In researching hundreds of savings strategies, I found this method be superior to traditional college savings plans, such as 529 college savings plans, UGMAs, UTMAs and student loans, for a number of reasons. Here are seven questions to ask when considering the best way to pay for college:
1. Do you have full control over how and when the money is used?
With limited exceptions, you can only withdraw money that you invest in a 529 plan for eligible college expenses without incurring taxes and penalties. With UGMAs and UTMAs you lose all control the day your child legally becomes an adult. Student loan proceeds are paid directly to the college, so you have no control. The Bank On Yourself method gives you complete control.
2. Can you avoid having the funds count against your kids when they apply for federal student aid?
Student loans and the cash value in a Bank On Yourself plan are not considered as assets. But the money in your 529 plan is counted as your asset, and UGMAs and UTMAs will be treated as your child’s assets. Having these assets will likely penalize your child when they apply for need-based financial aid.
3. If my child earns a full scholarship or decides to be an entrepreneur instead of going to college, can the money be used for non-educational purposes?
The answer is “no” with traditional college savings plans; “yes” with the Bank On Yourself method.
4. Can I use the plan beyond college?
The Bank on Yourself method allows you to use your savings however you choose. With 529 Plans, there’s the “Gotcha” of taxes and penalties. With UGMAs and UTMAs the money is not yours – it’s your children’s, and they can use it for whatever they want. Student loans can extend beyond college, but in a bad way – these loans can haunt the student for decades.
5. Are there tax benefits?
With 529 Plans you may be able to get a state income tax deduction for your contribution, depending on where you live and the plan you choose. If the money is used exclusively for college, the gains in your plan, if there are any, can be tax-free. Gains in UGMAs and UTMAs can be taxed at the minor’s tax rate instead of yours, so that may save you some money. With student loans, there may be a state income tax interest deduction, depending on your income.

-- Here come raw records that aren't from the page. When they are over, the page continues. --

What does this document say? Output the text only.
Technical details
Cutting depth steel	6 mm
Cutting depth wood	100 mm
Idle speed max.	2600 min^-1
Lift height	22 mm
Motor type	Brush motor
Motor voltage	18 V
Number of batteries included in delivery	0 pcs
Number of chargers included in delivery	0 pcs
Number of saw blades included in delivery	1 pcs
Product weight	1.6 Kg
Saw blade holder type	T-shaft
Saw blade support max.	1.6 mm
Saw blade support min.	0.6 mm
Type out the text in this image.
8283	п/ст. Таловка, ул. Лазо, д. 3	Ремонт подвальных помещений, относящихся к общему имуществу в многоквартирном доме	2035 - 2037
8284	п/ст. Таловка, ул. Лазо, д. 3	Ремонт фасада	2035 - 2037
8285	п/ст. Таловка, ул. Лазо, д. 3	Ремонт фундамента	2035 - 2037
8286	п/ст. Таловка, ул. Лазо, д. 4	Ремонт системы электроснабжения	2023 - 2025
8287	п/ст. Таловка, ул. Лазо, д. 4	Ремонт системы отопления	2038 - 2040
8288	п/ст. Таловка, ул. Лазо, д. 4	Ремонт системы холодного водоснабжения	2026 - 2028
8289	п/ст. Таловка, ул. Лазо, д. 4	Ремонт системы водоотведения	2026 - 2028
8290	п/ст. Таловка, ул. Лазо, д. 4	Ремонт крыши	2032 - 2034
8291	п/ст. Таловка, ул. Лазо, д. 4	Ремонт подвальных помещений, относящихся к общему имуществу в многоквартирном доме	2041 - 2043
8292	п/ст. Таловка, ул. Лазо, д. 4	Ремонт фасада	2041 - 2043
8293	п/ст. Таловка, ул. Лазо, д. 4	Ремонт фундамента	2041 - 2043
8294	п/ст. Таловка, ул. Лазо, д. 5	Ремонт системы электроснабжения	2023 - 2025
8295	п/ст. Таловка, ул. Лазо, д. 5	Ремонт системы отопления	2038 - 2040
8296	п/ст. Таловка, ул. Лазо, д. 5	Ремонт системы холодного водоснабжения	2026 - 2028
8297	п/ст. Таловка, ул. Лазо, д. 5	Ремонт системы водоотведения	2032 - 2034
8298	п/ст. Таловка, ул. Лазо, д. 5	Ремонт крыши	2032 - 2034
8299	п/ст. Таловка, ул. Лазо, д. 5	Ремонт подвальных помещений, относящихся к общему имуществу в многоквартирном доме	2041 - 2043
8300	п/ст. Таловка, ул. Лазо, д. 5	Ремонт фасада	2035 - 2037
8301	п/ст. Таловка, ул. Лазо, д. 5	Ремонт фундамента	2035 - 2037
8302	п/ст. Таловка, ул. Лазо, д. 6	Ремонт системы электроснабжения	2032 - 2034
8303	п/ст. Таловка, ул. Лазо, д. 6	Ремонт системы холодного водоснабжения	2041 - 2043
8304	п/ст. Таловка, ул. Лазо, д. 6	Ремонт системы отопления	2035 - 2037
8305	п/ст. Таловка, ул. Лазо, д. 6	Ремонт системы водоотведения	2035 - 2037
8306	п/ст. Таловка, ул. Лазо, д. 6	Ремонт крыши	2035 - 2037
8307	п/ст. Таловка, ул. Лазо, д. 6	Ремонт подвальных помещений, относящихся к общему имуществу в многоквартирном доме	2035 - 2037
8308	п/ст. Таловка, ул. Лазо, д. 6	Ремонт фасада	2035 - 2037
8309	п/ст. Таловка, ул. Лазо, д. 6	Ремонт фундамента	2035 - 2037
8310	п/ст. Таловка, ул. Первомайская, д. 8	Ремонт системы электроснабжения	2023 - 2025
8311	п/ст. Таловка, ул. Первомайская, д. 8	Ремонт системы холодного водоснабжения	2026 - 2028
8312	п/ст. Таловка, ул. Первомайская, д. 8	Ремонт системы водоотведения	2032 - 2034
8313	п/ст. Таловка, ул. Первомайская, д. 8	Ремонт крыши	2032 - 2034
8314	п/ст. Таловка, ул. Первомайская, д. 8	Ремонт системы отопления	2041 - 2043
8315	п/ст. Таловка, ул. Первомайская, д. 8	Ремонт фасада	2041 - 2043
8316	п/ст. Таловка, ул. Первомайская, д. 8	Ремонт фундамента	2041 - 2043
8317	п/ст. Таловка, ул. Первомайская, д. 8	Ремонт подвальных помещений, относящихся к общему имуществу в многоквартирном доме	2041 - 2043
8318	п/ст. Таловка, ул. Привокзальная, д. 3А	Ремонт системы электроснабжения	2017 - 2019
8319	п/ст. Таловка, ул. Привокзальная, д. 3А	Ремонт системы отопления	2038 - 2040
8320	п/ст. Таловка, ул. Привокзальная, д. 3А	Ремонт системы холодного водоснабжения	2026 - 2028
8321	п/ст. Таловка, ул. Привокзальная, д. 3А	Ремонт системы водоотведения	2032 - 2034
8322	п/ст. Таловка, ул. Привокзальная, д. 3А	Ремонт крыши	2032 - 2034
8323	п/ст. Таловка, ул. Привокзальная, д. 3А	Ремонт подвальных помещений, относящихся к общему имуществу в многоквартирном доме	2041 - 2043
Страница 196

With the Bank On Yourself method, you can take money at any time, and for any reason, and it’s possible under current tax law to do so with no taxes due.
6. What happens with my plan if I die prematurely?
This is an important question, and unfortunately it’s one most families fail to ask. Among these college savings plans, only the Bank On Yourself method comes with a death benefit that allows your savings plan to “self-complete.”
7. Is growth of money in the plan guaranteed?
In a 529 Plan, absolutely not.
With UGMAs and UTMAs, probably not, since most families put the money at risk in the stock or bonds markets. With student loans, the only thing guaranteed to grow is the debt, if interest payments are deferred. With the Bank On Yourself method, growth of principal is predictable and guaranteed.
This method also offers a great way for grandparents to contribute. My husband and I have done this for our two grandchildren, who are now 10 and 12. The plan we set up for our grandson is projected to provide about $90,000 for his college education expenses by the time he graduates, based on current dividends. Our granddaughter’s plan is projected to have a value of about $125,000. And if either of them decides to become an internet entrepreneur, rather than go to college, the money could be used to help fund their dream.